Kompas, 1 Agustus 2018
Pada forum Indef School of Political Economy (ISPE) di London Inggris, Desember 2017, Duta Besar RI untuk Polandia Peter Gontha mengawali ceramahnya dengan suatu kritik serius bahwa sektor pertanian merupakan salah satu sumber kemiskinan.
Tenggorokan saya seakan tercekat, pipi terasa tertampar, dan pikiran melayang tak keruan, sambil menebak-nebak ke mana arah ceramahnya nanti. Beberapa orang yang kenal sosok dan karakter Peter Gontha pasti tak asing lagi dengan gaya bicara lugas, point-blank, dan apa adanya. Selain sebagai dubes, ia wirausaha sukses, pendiri Java Jazz, dan mampu bertahan di kancah elite semua rezim, dari era Orde Baru, Reformasi, hingga era Presiden Joko Widodo.
Sebagai salah satu mentor ISPE, saya menjadi risau karena Peter Gontha sedang berbicara di depan puluhan mahasiswa Indonesia yang menempuh pendidikan pascasarjana dari sekian universitas di Inggris.
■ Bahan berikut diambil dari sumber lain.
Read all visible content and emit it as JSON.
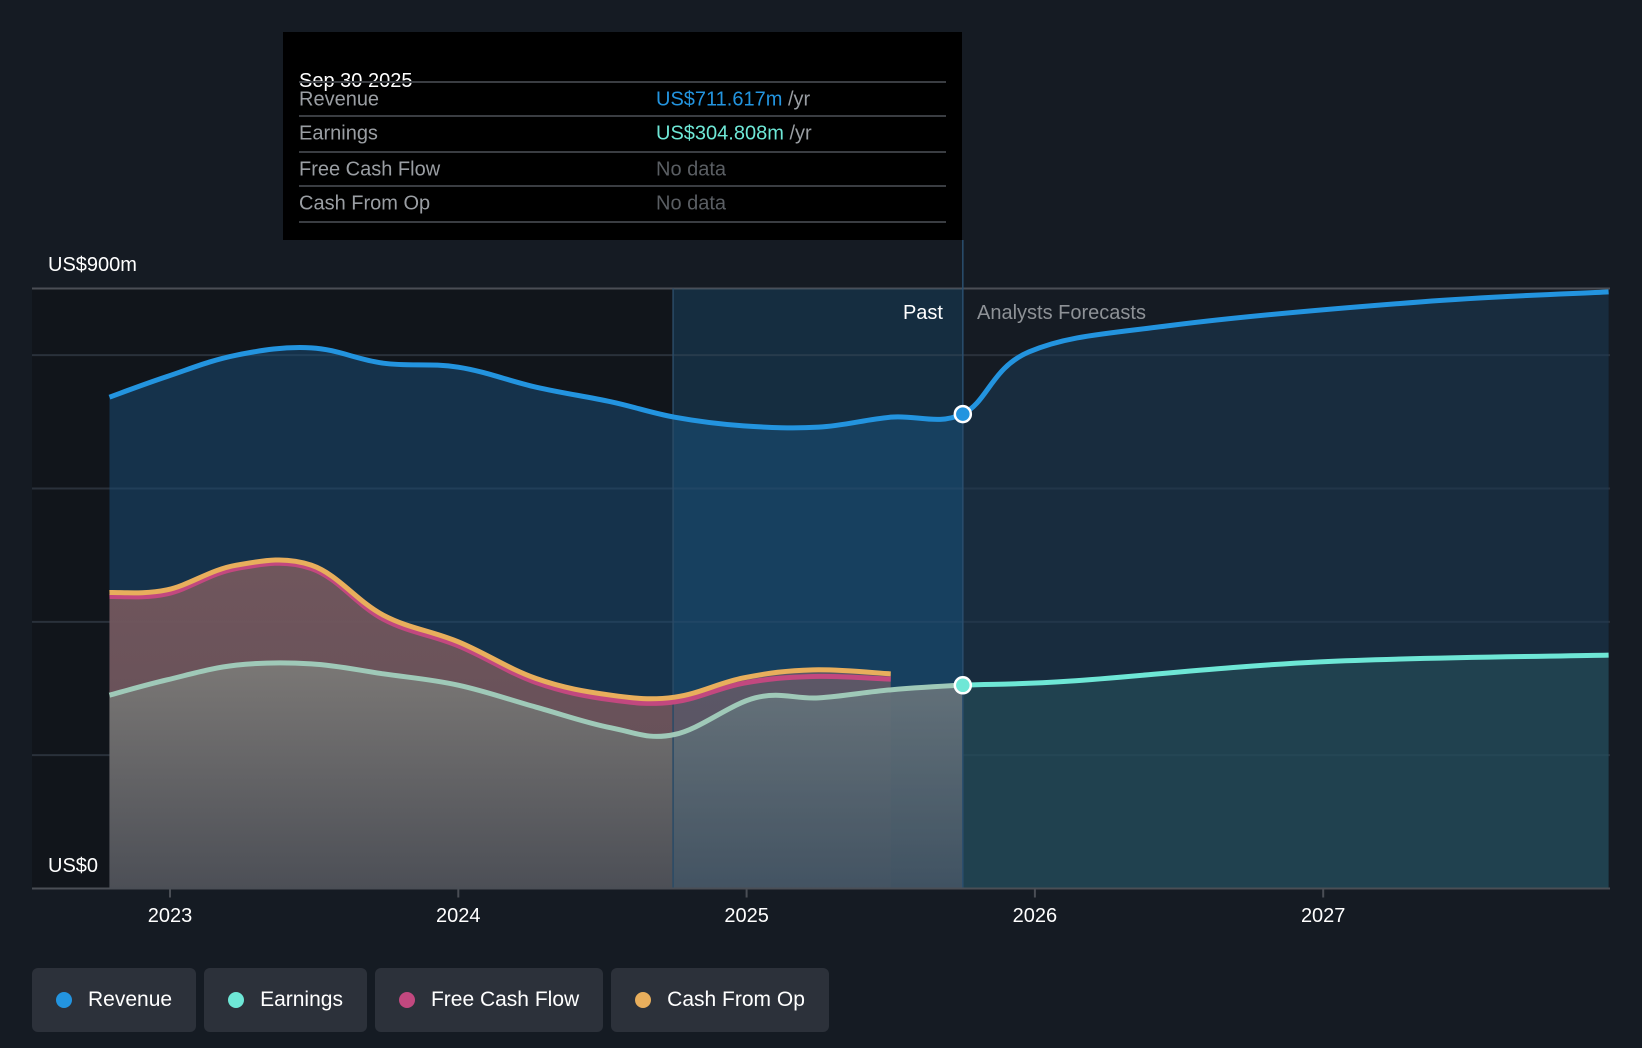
{
  "tooltip": {
    "date": "Sep 30 2025",
    "rows": [
      {
        "label": "Revenue",
        "value": "US$711.617m",
        "unit": "/yr",
        "color": "#2394df"
      },
      {
        "label": "Earnings",
        "value": "US$304.808m",
        "unit": "/yr",
        "color": "#6ee7d6"
      },
      {
        "label": "Free Cash Flow",
        "value": "No data",
        "unit": "",
        "color": "#5a5e63"
      },
      {
        "label": "Cash From Op",
        "value": "No data",
        "unit": "",
        "color": "#5a5e63"
      }
    ]
  },
  "labels": {
    "past": "Past",
    "forecast": "Analysts Forecasts"
  },
  "legend": [
    {
      "label": "Revenue",
      "color": "#2394df"
    },
    {
      "label": "Earnings",
      "color": "#6ee7d6"
    },
    {
      "label": "Free Cash Flow",
      "color": "#c2487f"
    },
    {
      "label": "Cash From Op",
      "color": "#e8ae5c"
    }
  ],
  "chart_data": {
    "type": "area",
    "title": "",
    "xlabel": "",
    "ylabel": "",
    "y_unit": "US$ millions",
    "ylim": [
      0,
      900
    ],
    "y_tick_labels": [
      {
        "value": 900,
        "label": "US$900m"
      },
      {
        "value": 0,
        "label": "US$0"
      }
    ],
    "gridlines": [
      0,
      200,
      400,
      600,
      800,
      900
    ],
    "xlim": [
      2022.79,
      2027.99
    ],
    "x_ticks": [
      {
        "value": 2023,
        "label": "2023"
      },
      {
        "value": 2024,
        "label": "2024"
      },
      {
        "value": 2025,
        "label": "2025"
      },
      {
        "value": 2026,
        "label": "2026"
      },
      {
        "value": 2027,
        "label": "2027"
      }
    ],
    "past_forecast_divider": 2025.75,
    "highlight_band_start": 2024.745,
    "legend_position": "bottom-left",
    "series": [
      {
        "name": "Revenue",
        "color": "#2394df",
        "x": [
          2022.79,
          2022.99,
          2023.23,
          2023.49,
          2023.74,
          2024.0,
          2024.27,
          2024.53,
          2024.75,
          2024.99,
          2025.25,
          2025.5,
          2025.75,
          2025.98,
          2026.48,
          2027.34,
          2027.99
        ],
        "y": [
          737,
          768,
          800,
          811,
          788,
          782,
          752,
          730,
          707,
          694,
          692,
          707,
          712,
          805,
          845,
          880,
          895
        ]
      },
      {
        "name": "Earnings",
        "color": "#6ee7d6",
        "x": [
          2022.79,
          2022.99,
          2023.23,
          2023.49,
          2023.74,
          2024.0,
          2024.27,
          2024.53,
          2024.75,
          2025.03,
          2025.25,
          2025.5,
          2025.75,
          2026.12,
          2026.99,
          2027.99
        ],
        "y": [
          290,
          313,
          335,
          337,
          322,
          305,
          272,
          241,
          231,
          286,
          286,
          298,
          305,
          311,
          340,
          350
        ]
      },
      {
        "name": "Free Cash Flow",
        "color": "#c2487f",
        "x": [
          2022.79,
          2022.99,
          2023.23,
          2023.49,
          2023.74,
          2024.0,
          2024.27,
          2024.53,
          2024.75,
          2024.99,
          2025.23,
          2025.5
        ],
        "y": [
          438,
          442,
          480,
          480,
          404,
          364,
          309,
          283,
          280,
          308,
          318,
          314
        ]
      },
      {
        "name": "Cash From Op",
        "color": "#e8ae5c",
        "x": [
          2022.79,
          2022.99,
          2023.23,
          2023.49,
          2023.74,
          2024.0,
          2024.27,
          2024.53,
          2024.75,
          2024.99,
          2025.23,
          2025.5
        ],
        "y": [
          444,
          448,
          485,
          485,
          410,
          370,
          315,
          290,
          287,
          316,
          328,
          322
        ]
      }
    ],
    "highlighted_points": [
      {
        "series": "Revenue",
        "x": 2025.75,
        "y": 711.617
      },
      {
        "series": "Earnings",
        "x": 2025.75,
        "y": 304.808
      }
    ]
  }
}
Saya khawatir para calon pemimpin bangsa masa depan itu akan ”termakan” begitu saja sehingga tak tertarik mempelajari ekonomi pertanian atau disiplin ilmu lain yang berhubungan langsung dan tak langsung dengan pembangunan pertanian. Provokasi Gontha masih terus berlanjut sampai setengah waktu dari ceramahnya. Akhirnya, hati saya mulai tenteram dan pikiran menjadi tenang karena sang dubes flamboyan menawarkan sekian macam solusi untuk senantiasa peka terhadap perubahan lingkungan.
Benar bahwa sektor pertanian dan ekonomi Indonesia secara umum akan terus tertinggal jika masih menggunakan jargon lama dan kosakata usang untuk berselancar bersama gelombang perubahan yang sedang terjadi. Calon pemimpin bangsa masa depan itu harus siap menjadi agen perubahan, pelaku dan pemimpin perubahan, mampu mengendalikan arah perubahan, bahkan mengubah strategi jika strategi awal banyak menemui hambatan.
Kinerja pembangunan pertanian
Artikel ini membahas tantangan besar pembangunan pertanian di era Revolusi Industri 4.0, meminjam istilah Klaus Schwab. Setelah hampir memasuki tahun terakhir dari Kabinet Kerja Joko Widodo-Jusuf Kalla, kinerja sektor pertanian belum banyak menjadi basis ekonomi Indonesia seperti amanat Rencana Pembangunan Jangka Menengah 2015-2019. Pertanian dalam arti luas tumbuh 3,81 persen per tahun, sebenarnya tak terlalu buruk mengingat kinerja pertumbuhan ekonomi Indonesia 5,06 persen pada 2017.
Masyarakat tak akan berharap pertumbuhan pertanian mencapai 6 persen seperti era 1980-an ketika pertumbuhan ekonomi lebih dari 7 persen. Artinya, sektor pertanian belum mampu menjadi pengganda pendapatan dan pengganda lapangan kerja bagi perekonomian Indonesia.
Pada sektor pangan pokok, khususnya beras, strategi peningkatan produksi dan stabilisasi harga beras masih belum mampu meningkatkan kesejahteraan petani dan masyarakat umum. Sambil menunggu pengumuman resmi pemerintah tentang angka kinerja produksi yang kini sedang dihitung ulang oleh Badan Pusat Statistik (BPS) menggunakan metode kerangka sampel area, fakta tingginya harga eceran beras tentu menjadi penentu bagi laju inflasi dan bahkan garis kemiskinan.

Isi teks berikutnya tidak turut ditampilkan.